Inference in tf.Eager mode is being phased out but for now it's important to initialize eager mode at startup if it's going to be used.

In [0]:
%tensorflow_version 1.x
import tensorflow as tf

tfe = tf.contrib.eager
tfe.enable_eager_execution()
Modes = tf.estimator.ModeKeys


##### Shared functions for image capture

In [1]:
from IPython.display import display, Javascript
from google.colab.output import eval_js
from base64 import b64decode
import base64

import io
import numpy as np

from PIL import Image

from faced import FaceDetector
from faced.utils import annotate_image
import copy

import cv2

from pcml.datasets import image_aug


def take_photo(filename='photo.jpg', quality=0.8):
  js = Javascript('''
    async function takePhoto(quality) {
      const div = document.createElement('div');

      const video = document.createElement('video');
      video.style.display = 'block';
      const stream = await navigator.mediaDevices.getUserMedia({
          video: { width: 256, height: 128 }
      });

      document.body.appendChild(div);
      div.appendChild(video);
      video.srcObject = stream;
      video.style.visibility = "hidden";
      await video.play();

      // Resize the output to fit the video element.
      google.colab.output.setIframeHeight(document.documentElement.scrollHeight, true);

      const canvas = document.createElement('canvas');
      canvas.width = video.videoWidth;
      canvas.height = video.videoHeight;
      canvas.getContext('2d').drawImage(video, 0, 0);
      stream.getVideoTracks()[0].stop();

      data = canvas.toDataURL('image/jpeg', quality);

      div.remove();
      canvas.remove();
      video.remove();

      return data
    }
    ''')
  display(js)
  return eval_js('takePhoto({})'.format(quality))

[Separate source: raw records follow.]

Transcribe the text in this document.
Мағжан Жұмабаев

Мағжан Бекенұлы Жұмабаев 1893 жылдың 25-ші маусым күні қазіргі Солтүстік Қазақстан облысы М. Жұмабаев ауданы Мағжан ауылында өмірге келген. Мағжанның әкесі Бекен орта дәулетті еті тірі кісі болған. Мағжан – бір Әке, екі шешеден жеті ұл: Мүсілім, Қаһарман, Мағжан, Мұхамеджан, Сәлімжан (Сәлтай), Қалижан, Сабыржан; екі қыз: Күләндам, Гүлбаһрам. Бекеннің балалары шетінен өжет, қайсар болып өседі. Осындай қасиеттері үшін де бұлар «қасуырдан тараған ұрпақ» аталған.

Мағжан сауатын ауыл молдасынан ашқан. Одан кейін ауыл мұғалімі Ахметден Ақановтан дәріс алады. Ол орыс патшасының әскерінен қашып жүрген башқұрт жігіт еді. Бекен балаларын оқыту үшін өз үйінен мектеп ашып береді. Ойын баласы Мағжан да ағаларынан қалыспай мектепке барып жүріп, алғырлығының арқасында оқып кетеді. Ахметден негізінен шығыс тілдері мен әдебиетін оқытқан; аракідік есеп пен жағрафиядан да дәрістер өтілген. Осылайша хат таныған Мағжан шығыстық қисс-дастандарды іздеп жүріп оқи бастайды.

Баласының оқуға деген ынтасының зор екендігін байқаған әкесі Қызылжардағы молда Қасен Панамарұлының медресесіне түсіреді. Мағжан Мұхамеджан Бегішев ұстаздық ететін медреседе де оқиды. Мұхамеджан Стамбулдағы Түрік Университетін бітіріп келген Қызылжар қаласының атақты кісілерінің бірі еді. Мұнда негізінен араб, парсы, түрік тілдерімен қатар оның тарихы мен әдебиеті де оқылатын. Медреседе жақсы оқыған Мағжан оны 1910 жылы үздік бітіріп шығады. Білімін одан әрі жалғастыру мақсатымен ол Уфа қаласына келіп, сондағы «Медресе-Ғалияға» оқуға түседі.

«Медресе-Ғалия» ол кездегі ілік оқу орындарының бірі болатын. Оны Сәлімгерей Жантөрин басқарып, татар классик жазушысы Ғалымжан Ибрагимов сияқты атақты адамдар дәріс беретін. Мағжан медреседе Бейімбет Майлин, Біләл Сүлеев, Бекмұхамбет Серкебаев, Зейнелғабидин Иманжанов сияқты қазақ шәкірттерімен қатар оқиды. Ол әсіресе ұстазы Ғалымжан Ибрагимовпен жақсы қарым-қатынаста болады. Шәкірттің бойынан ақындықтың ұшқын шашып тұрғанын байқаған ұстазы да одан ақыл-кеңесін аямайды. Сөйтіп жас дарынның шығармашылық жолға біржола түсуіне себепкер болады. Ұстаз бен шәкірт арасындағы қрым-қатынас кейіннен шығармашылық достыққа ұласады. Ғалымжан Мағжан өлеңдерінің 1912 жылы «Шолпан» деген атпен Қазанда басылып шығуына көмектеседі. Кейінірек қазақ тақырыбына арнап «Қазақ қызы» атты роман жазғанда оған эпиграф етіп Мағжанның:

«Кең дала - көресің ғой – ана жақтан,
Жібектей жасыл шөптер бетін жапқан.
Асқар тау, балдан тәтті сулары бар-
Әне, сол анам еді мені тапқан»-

def load_image(img_string):
  binary = b64decode(img_string.split(',')[1])
  filename = "/tmp/stream.jpeg"
  with open(filename, 'wb') as f:
    f.write(binary)
  img = Image.open(filename)
  return np.array(img)


def _random_crop_square(image):

  x,y,c = image.shape

  x_crop_before = 0
  x_crop_after = 0
  y_crop_before = 0
  y_crop_after = 0

  if x > y:
    x_crop = x - y
    x_crop_before = np.random.randint(0, x_crop)
    x_crop_after = x_crop - x_crop_before
  elif y > x:
    y_crop = y - x
    y_crop_before = np.random.randint(0, y_crop)
    y_crop_after = y_crop - y_crop_before

  x_start = x_crop_before
  x_end = x - x_crop_after
  y_start = y_crop_before
  y_end = y - y_crop_after

  return image[x_start:x_end, y_start:y_end, :]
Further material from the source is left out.